Last night, Erin Hopmann of Dabble spoke in my Lean Startup Lab class at DePaul. Dabble is a web site that connects adult learners with classes of all sorts (fencing, beer brewing, knitting, etc.), starting at only $20. It’s an attractive value proposition for anyone who has the desire to learn about new things and meet new people, and is obviously an attractive marketing tactic for many businesses.

But as she was talking, I realized that classes could also be an interesting option for an MVP (minimum viable product). In fact, in his book, Running Lean (which I use in my lean startup courses), Ash Maurya specifically mentions that he used free and low-cost classes and seminars to test content for his book, which makes a lot of sense.

But you don’t need to be selling books or training/consulting services to do a class as an MVP.

  • A founder of a social networking app could do a class on how to connect with people of like interests.
  • A restauranteur could do a class on his particular cuisine.
  • A travel startup founder could do a class on “how to pack your luggage”.
  • A B2B human resources software provider could do a class on how to write effective performance appraisals.

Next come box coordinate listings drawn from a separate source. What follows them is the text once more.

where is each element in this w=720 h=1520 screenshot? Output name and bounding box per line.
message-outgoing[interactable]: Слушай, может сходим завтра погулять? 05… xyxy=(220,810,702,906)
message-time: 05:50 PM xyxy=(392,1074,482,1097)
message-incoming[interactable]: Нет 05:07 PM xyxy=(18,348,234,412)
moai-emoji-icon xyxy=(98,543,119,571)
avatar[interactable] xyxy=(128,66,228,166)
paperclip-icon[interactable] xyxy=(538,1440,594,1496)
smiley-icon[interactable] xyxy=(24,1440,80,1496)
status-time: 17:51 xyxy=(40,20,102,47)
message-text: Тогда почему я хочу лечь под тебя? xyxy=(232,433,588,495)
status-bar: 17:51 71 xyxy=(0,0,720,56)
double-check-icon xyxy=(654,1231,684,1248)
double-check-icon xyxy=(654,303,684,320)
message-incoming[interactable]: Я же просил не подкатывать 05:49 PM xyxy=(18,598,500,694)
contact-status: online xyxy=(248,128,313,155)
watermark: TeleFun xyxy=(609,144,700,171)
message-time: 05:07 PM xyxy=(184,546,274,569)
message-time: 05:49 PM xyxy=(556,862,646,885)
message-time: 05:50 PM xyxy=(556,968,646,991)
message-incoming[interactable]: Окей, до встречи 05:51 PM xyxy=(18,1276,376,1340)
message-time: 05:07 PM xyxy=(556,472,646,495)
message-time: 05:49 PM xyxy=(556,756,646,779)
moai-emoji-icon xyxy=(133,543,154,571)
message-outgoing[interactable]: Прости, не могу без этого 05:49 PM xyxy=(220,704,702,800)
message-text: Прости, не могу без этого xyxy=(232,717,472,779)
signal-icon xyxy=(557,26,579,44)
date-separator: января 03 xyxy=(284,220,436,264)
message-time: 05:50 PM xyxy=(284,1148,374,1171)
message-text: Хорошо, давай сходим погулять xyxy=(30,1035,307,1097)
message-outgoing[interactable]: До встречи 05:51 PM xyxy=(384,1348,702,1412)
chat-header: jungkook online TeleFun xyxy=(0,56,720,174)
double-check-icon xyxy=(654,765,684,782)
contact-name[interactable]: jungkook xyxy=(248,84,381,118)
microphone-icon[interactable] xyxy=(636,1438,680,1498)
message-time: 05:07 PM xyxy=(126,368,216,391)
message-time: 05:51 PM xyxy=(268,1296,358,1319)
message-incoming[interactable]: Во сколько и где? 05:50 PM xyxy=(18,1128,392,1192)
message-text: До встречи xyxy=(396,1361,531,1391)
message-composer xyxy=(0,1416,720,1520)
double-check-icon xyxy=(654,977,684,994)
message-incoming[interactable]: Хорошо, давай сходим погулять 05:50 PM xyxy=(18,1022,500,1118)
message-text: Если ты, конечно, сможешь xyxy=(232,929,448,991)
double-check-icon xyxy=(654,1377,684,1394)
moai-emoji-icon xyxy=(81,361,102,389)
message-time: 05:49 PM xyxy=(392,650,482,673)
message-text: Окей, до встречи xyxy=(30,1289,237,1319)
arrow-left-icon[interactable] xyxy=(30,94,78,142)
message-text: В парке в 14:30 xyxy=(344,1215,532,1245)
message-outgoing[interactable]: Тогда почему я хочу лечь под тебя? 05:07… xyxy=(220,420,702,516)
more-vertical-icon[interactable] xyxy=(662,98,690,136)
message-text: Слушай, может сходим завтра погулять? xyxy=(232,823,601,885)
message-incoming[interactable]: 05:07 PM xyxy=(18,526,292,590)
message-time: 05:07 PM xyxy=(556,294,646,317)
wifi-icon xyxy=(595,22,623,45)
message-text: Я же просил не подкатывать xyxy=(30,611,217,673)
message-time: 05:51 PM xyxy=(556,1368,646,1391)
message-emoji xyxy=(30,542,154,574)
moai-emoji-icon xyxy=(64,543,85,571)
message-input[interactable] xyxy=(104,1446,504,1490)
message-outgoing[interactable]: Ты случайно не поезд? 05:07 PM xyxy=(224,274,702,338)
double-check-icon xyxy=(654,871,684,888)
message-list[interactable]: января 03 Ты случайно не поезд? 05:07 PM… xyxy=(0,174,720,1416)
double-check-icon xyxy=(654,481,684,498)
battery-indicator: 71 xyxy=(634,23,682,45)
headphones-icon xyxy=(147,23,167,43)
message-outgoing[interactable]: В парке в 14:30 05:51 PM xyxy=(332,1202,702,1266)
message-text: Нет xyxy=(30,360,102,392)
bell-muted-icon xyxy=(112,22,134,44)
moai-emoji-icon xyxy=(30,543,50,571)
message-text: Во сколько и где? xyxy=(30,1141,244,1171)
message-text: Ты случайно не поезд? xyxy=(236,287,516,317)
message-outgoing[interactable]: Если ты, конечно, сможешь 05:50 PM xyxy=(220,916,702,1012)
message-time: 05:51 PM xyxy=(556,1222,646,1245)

Doing a class not only forces you to organize your thoughts and approach things professionally, it attracts a very focused market. For many startups, it presents an opportunity to test out features of their product or service and get validated learning from a targeted group of potential customers, with very little at stake.

One of the challenges of doing any class, of course, is the marketing. But Dabble is an active marketplace with thousands of subscribers – Dabblers – and 60% of them take more than one class. Therefore, that part of the work is greatly reduced for someone testing out a class concept, and there’s added credibility by having the class offered through a third-party site.

Landing pages, long a stalwart of low-fidelity MVPs, have their place in the lean startup process but are most appropriate for web startups and aren’t terribly effective at connecting with real customers. Classes, on the other hand, take things one step further by bringing you face-to-face with actual potential customers who actually pay for something.

And starting at $20, I can’t think of a better place to begin than Dabble.